Plus, the 2002 arrival of American Idol proved a new showcase for female talent, especially. Led by original queen Kelly Clarkson and 2005 winner Carrie Underwood, six songs by Idol champs or finalists topped the Hot 100 in the '00s, four of them by women.
2010s Leaderboard: Rihanna (9 No. 1s during the decade), Katy Perry (8), Adele, Taylor Swift (4 each)
Key Stats: Katy Perry's Teenage Dream ties Michael Jackson's Bad as the only albums to generate five Hot 100 No. 1 hits each.
Taylor Swift becomes the first woman to replace herself at No. 1, when "Blank Space" dethrones "Shake It Off."
Percentage of No. 1s by women: 47 percent
Female pop artists have been front and center in music in the current decade, particularly by penning and performing songs about empowerment, inner strength and living life to the fullest, helping women to own 47 percent of all Hot 100 No. 1s in the '10s thus far (through Sia's "Cheap Thrills" in September, the most recent No. 1 by a lead female artist.
Rihanna has bolted to nine No. 1s in the '10s (joining her five earned in the prior decade) and, in 2016, eclipsed Michael Jackson's total of 13 to claim the third-most No. 1s in the Hot 100's history.
Katy Perry, meanwhile, is directly behind (among women and overall) with eight No. 1s in the current decade, including such inspirational anthems as "Firework" and "Roar." Like Rihanna, Perry also staked out a Jackson record in her quest, joining the late King of Pop as the only artists with five No. 1s each from a single album; her Teenage Dream LP in 2010-11 equated the No. 1 output of his Bad in 1987-88.
Plus, the album-centric power of Adele and Taylor Swift has fueled each superstar to four Hot 100 No. 1s to date (including a No. 1 debut) apiece.
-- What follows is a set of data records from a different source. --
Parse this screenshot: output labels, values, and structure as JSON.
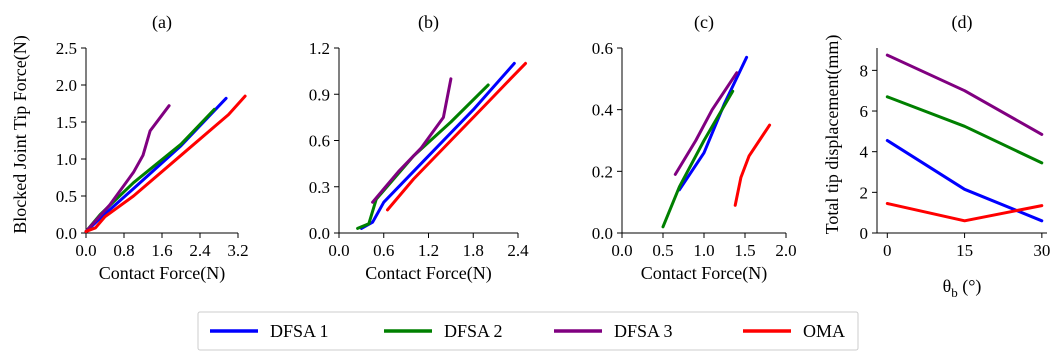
{
  "legend": [
    {
      "name": "DFSA 1",
      "color": "#0000ff"
    },
    {
      "name": "DFSA 2",
      "color": "#008000"
    },
    {
      "name": "DFSA 3",
      "color": "#800080"
    },
    {
      "name": "OMA",
      "color": "#ff0000"
    }
  ],
  "chart_data": [
    {
      "type": "line",
      "title": "(a)",
      "xlabel": "Contact Force(N)",
      "ylabel": "Blocked Joint Tip Force(N)",
      "xlim": [
        0,
        3.2
      ],
      "ylim": [
        0,
        2.5
      ],
      "xticks": [
        0.0,
        0.8,
        1.6,
        2.4,
        3.2
      ],
      "xtick_labels": [
        "0.0",
        "0.8",
        "1.6",
        "2.4",
        "3.2"
      ],
      "yticks": [
        0.0,
        0.5,
        1.0,
        1.5,
        2.0,
        2.5
      ],
      "ytick_labels": [
        "0.0",
        "0.5",
        "1.0",
        "1.5",
        "2.0",
        "2.5"
      ],
      "series": [
        {
          "name": "DFSA 1",
          "color": "#0000ff",
          "points": [
            [
              0.0,
              0.02
            ],
            [
              0.3,
              0.2
            ],
            [
              1.0,
              0.6
            ],
            [
              2.0,
              1.18
            ],
            [
              2.95,
              1.82
            ]
          ]
        },
        {
          "name": "DFSA 2",
          "color": "#008000",
          "points": [
            [
              0.0,
              0.02
            ],
            [
              0.3,
              0.25
            ],
            [
              1.0,
              0.68
            ],
            [
              2.0,
              1.2
            ],
            [
              2.7,
              1.67
            ]
          ]
        },
        {
          "name": "DFSA 3",
          "color": "#800080",
          "points": [
            [
              0.0,
              0.02
            ],
            [
              0.5,
              0.38
            ],
            [
              1.0,
              0.82
            ],
            [
              1.2,
              1.05
            ],
            [
              1.35,
              1.38
            ],
            [
              1.75,
              1.72
            ]
          ]
        },
        {
          "name": "OMA",
          "color": "#ff0000",
          "points": [
            [
              0.0,
              0.02
            ],
            [
              0.2,
              0.07
            ],
            [
              0.4,
              0.22
            ],
            [
              1.0,
              0.5
            ],
            [
              2.0,
              1.05
            ],
            [
              3.0,
              1.6
            ],
            [
              3.35,
              1.85
            ]
          ]
        }
      ]
    },
    {
      "type": "line",
      "title": "(b)",
      "xlabel": "Contact Force(N)",
      "ylabel": "",
      "xlim": [
        0,
        2.4
      ],
      "ylim": [
        0,
        1.2
      ],
      "xticks": [
        0.0,
        0.6,
        1.2,
        1.8,
        2.4
      ],
      "xtick_labels": [
        "0.0",
        "0.6",
        "1.2",
        "1.8",
        "2.4"
      ],
      "yticks": [
        0.0,
        0.3,
        0.6,
        0.9,
        1.2
      ],
      "ytick_labels": [
        "0.0",
        "0.3",
        "0.6",
        "0.9",
        "1.2"
      ],
      "series": [
        {
          "name": "DFSA 1",
          "color": "#0000ff",
          "points": [
            [
              0.3,
              0.03
            ],
            [
              0.45,
              0.07
            ],
            [
              0.6,
              0.2
            ],
            [
              1.2,
              0.5
            ],
            [
              1.8,
              0.8
            ],
            [
              2.35,
              1.1
            ]
          ]
        },
        {
          "name": "DFSA 2",
          "color": "#008000",
          "points": [
            [
              0.25,
              0.03
            ],
            [
              0.4,
              0.06
            ],
            [
              0.5,
              0.22
            ],
            [
              1.0,
              0.5
            ],
            [
              1.5,
              0.72
            ],
            [
              2.0,
              0.96
            ]
          ]
        },
        {
          "name": "DFSA 3",
          "color": "#800080",
          "points": [
            [
              0.45,
              0.2
            ],
            [
              0.8,
              0.4
            ],
            [
              1.1,
              0.55
            ],
            [
              1.4,
              0.75
            ],
            [
              1.5,
              1.0
            ]
          ]
        },
        {
          "name": "OMA",
          "color": "#ff0000",
          "points": [
            [
              0.65,
              0.15
            ],
            [
              1.0,
              0.35
            ],
            [
              1.5,
              0.6
            ],
            [
              2.0,
              0.85
            ],
            [
              2.3,
              1.0
            ],
            [
              2.5,
              1.1
            ]
          ]
        }
      ]
    },
    {
      "type": "line",
      "title": "(c)",
      "xlabel": "Contact Force(N)",
      "ylabel": "",
      "xlim": [
        0,
        2.0
      ],
      "ylim": [
        0,
        0.6
      ],
      "xticks": [
        0.0,
        0.5,
        1.0,
        1.5,
        2.0
      ],
      "xtick_labels": [
        "0.0",
        "0.5",
        "1.0",
        "1.5",
        "2.0"
      ],
      "yticks": [
        0.0,
        0.2,
        0.4,
        0.6
      ],
      "ytick_labels": [
        "0.0",
        "0.2",
        "0.4",
        "0.6"
      ],
      "series": [
        {
          "name": "DFSA 1",
          "color": "#0000ff",
          "points": [
            [
              0.7,
              0.14
            ],
            [
              1.0,
              0.26
            ],
            [
              1.25,
              0.42
            ],
            [
              1.52,
              0.57
            ]
          ]
        },
        {
          "name": "DFSA 2",
          "color": "#008000",
          "points": [
            [
              0.5,
              0.02
            ],
            [
              0.7,
              0.15
            ],
            [
              1.0,
              0.3
            ],
            [
              1.35,
              0.46
            ]
          ]
        },
        {
          "name": "DFSA 3",
          "color": "#800080",
          "points": [
            [
              0.65,
              0.19
            ],
            [
              0.9,
              0.3
            ],
            [
              1.1,
              0.4
            ],
            [
              1.4,
              0.52
            ]
          ]
        },
        {
          "name": "OMA",
          "color": "#ff0000",
          "points": [
            [
              1.38,
              0.09
            ],
            [
              1.45,
              0.18
            ],
            [
              1.55,
              0.25
            ],
            [
              1.8,
              0.35
            ]
          ]
        }
      ]
    },
    {
      "type": "line",
      "title": "(d)",
      "xlabel": "θb (°)",
      "xlabel_main": "θ",
      "xlabel_sub": "b",
      "xlabel_tail": " (°)",
      "ylabel": "Total tip displacement(mm)",
      "xlim": [
        -2,
        31
      ],
      "ylim": [
        0,
        9.1
      ],
      "xticks": [
        0,
        15,
        30
      ],
      "xtick_labels": [
        "0",
        "15",
        "30"
      ],
      "yticks": [
        0,
        2,
        4,
        6,
        8
      ],
      "ytick_labels": [
        "0",
        "2",
        "4",
        "6",
        "8"
      ],
      "series": [
        {
          "name": "DFSA 1",
          "color": "#0000ff",
          "points": [
            [
              0,
              4.55
            ],
            [
              15,
              2.15
            ],
            [
              30,
              0.6
            ]
          ]
        },
        {
          "name": "DFSA 2",
          "color": "#008000",
          "points": [
            [
              0,
              6.7
            ],
            [
              15,
              5.25
            ],
            [
              30,
              3.45
            ]
          ]
        },
        {
          "name": "DFSA 3",
          "color": "#800080",
          "points": [
            [
              0,
              8.75
            ],
            [
              15,
              7.0
            ],
            [
              30,
              4.85
            ]
          ]
        },
        {
          "name": "OMA",
          "color": "#ff0000",
          "points": [
            [
              0,
              1.45
            ],
            [
              15,
              0.6
            ],
            [
              30,
              1.35
            ]
          ]
        }
      ]
    }
  ]
}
Fittingly, in an era known for declining album sales, the two stalwarts have rallied to lengthy Hot 100 stays by bucking trends: Adele for reawakening the public's appreciation for big ballads, and Swift for finding her niche in bringing country appeal to an unrealized mainstream youth-centered audience and seamlessly transforming it into a full pop makeover (and takeover).
With three years left in the '10s, could this become the first decade in which women boast 50 percent of all Hot 100 No. 1 hits? Rebounding to 47 percent through 2016, they look to have a good shot, with a diverse cast of superstars whose appeal crosses far and wide into pop, country, R&B and hip-hop.